A recent study from Wakefield Research, sponsored by Citrix, showed that 56% of respondents claimed they had never used the cloud. In fact, 95% of them use it regularly. The most bizarre finding was that 51% of people believed that ‘the cloud’ was somehow associated with and affected by stormy weather. Now, the cynically inclined among our readers (and this writer) might pause at this point and ponder the possibility that this survey was designed specifically to illicit these sort of answers; after all, ‘haha look how dumb the public are’ is going to get more exposure than yet another dry-as-dust survey about outsourcing infrastructure.
And yet, the survey should still give us cause to consider that a lack of understanding in the general population is harmful to business. Only 16 percent of those questioned gave a comprehensive and correct account of the cloud; 34% believed it was too expensive; 32% avoided the cloud — or thought they were avoiding it — because of security concerns, and 31% because of privacy concerns. On the other hand, 40% were particularly impressed with the cloud’s ability to let them work from home ‘in their birthday suits’ or while getting a tan on the beach. Countering the security and privacy concerns, many were enthusiastic that the cloud allowed them to keep content that they wouldn’t want on their local storage, and quite a lot of people enjoy the advantage of using cloud communication technologies to deal with people they’d rather not in person.
Most will admit that ‘the cloud’ is a buzz phrase of fairly limited usage.

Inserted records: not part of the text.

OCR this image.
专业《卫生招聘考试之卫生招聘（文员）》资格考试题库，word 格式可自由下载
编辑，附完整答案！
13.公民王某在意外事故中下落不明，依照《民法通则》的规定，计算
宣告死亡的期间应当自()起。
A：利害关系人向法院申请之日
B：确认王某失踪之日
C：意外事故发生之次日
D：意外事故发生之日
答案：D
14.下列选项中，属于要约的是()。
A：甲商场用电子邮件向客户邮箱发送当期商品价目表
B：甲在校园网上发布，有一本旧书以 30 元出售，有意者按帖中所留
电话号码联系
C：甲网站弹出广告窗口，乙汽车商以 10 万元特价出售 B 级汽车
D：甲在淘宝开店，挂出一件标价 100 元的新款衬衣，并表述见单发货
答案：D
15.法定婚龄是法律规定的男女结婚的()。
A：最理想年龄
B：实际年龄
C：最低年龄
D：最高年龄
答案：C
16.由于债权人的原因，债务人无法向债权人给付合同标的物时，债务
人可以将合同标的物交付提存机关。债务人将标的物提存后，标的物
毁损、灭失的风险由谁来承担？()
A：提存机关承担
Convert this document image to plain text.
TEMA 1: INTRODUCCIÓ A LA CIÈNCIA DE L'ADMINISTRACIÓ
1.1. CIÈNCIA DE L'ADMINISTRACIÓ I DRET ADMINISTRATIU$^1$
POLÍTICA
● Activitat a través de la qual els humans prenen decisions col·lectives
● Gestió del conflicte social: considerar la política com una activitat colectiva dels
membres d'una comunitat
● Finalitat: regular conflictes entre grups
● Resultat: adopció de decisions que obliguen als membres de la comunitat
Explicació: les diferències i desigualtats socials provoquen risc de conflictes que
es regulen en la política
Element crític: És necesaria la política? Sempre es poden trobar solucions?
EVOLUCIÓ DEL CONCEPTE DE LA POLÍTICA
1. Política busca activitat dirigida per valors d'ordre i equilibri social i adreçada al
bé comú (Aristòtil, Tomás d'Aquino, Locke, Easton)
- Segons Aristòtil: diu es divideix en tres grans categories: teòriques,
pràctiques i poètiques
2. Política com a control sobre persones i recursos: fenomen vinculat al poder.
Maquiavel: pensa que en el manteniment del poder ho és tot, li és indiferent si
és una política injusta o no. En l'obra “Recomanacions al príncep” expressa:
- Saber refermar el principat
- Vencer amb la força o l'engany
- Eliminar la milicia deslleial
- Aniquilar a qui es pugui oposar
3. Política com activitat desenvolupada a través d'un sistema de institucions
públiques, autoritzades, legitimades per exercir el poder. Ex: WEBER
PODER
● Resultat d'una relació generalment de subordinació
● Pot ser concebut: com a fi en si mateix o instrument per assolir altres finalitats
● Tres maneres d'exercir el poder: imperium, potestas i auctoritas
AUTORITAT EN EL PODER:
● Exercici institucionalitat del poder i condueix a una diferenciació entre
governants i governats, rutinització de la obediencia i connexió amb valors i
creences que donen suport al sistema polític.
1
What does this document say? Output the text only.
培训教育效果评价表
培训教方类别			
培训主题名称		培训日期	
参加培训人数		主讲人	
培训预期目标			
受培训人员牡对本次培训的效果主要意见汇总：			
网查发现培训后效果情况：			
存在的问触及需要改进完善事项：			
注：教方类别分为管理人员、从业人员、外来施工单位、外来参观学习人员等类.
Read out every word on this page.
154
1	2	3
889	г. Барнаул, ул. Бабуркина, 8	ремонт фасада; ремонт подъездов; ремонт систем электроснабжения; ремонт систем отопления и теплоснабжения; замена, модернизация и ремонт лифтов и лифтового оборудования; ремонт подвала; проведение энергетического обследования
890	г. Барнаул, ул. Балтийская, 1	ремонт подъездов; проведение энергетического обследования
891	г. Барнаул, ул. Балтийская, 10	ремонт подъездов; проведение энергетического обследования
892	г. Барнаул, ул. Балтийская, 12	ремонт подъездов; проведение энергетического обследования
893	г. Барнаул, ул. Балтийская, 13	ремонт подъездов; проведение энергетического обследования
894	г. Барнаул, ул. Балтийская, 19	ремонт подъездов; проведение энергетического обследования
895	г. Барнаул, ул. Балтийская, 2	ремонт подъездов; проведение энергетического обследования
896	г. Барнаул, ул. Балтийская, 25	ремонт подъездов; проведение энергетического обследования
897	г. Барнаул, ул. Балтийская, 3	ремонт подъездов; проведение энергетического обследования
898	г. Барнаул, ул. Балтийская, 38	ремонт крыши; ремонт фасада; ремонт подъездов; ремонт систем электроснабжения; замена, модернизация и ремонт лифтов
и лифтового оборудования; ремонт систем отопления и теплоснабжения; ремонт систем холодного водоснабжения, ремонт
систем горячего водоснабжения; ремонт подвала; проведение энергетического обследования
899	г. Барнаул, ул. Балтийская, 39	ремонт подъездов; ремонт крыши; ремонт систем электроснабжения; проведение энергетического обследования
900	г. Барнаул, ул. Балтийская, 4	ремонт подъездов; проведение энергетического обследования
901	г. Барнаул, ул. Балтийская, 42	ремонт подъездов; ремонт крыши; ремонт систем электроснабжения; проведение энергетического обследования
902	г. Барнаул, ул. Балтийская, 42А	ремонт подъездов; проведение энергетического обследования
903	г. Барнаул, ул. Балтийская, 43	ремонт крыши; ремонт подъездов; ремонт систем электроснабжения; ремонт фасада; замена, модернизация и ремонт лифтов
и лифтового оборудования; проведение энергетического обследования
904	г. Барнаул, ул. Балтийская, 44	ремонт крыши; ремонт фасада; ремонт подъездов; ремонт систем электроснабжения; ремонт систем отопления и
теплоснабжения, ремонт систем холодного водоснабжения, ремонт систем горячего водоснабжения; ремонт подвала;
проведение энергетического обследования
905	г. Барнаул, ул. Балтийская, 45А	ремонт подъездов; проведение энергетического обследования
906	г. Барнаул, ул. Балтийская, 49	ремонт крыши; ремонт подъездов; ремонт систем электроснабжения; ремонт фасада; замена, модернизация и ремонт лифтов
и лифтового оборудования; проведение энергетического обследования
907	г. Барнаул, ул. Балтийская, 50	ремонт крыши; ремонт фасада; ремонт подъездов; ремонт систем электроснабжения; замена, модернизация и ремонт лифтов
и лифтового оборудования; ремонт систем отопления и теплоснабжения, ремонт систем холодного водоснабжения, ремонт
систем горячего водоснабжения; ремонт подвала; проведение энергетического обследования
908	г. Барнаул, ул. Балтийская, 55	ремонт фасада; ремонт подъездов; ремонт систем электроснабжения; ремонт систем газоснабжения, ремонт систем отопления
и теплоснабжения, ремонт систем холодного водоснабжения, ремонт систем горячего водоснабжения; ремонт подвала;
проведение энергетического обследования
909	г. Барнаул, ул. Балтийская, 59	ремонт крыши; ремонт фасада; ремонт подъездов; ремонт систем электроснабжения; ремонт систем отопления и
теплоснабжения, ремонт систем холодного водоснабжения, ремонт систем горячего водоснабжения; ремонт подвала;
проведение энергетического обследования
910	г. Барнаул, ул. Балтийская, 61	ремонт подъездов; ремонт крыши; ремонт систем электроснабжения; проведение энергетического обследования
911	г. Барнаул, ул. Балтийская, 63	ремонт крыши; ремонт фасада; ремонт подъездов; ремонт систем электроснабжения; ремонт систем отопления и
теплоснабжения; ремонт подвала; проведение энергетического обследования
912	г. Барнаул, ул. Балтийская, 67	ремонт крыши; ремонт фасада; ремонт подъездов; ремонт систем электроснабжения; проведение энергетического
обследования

To techs it implies a number of technologies that it’s useful to refer to under one rubric — particularly those related to abstracting infrastructure and providing it as a service; to business people it means something broader and the term is often used as a placeholder for ‘some technical wizardry on the web’ , and in the media its meaning has been expanded so that ‘the cloud’ is pretty much synonymous with ‘the Internet’. It’s hardly surprising that the public at large hasn’t got a firm grip on the ideas that are intended to be conveyed by the term.
But, ‘the cloud’ is going to become the defining technology of the next few decades, in whatever form it ends up taking, so it might behoove us to make some steps towards educating the public as to what it is, and how it will affect their lives for the good.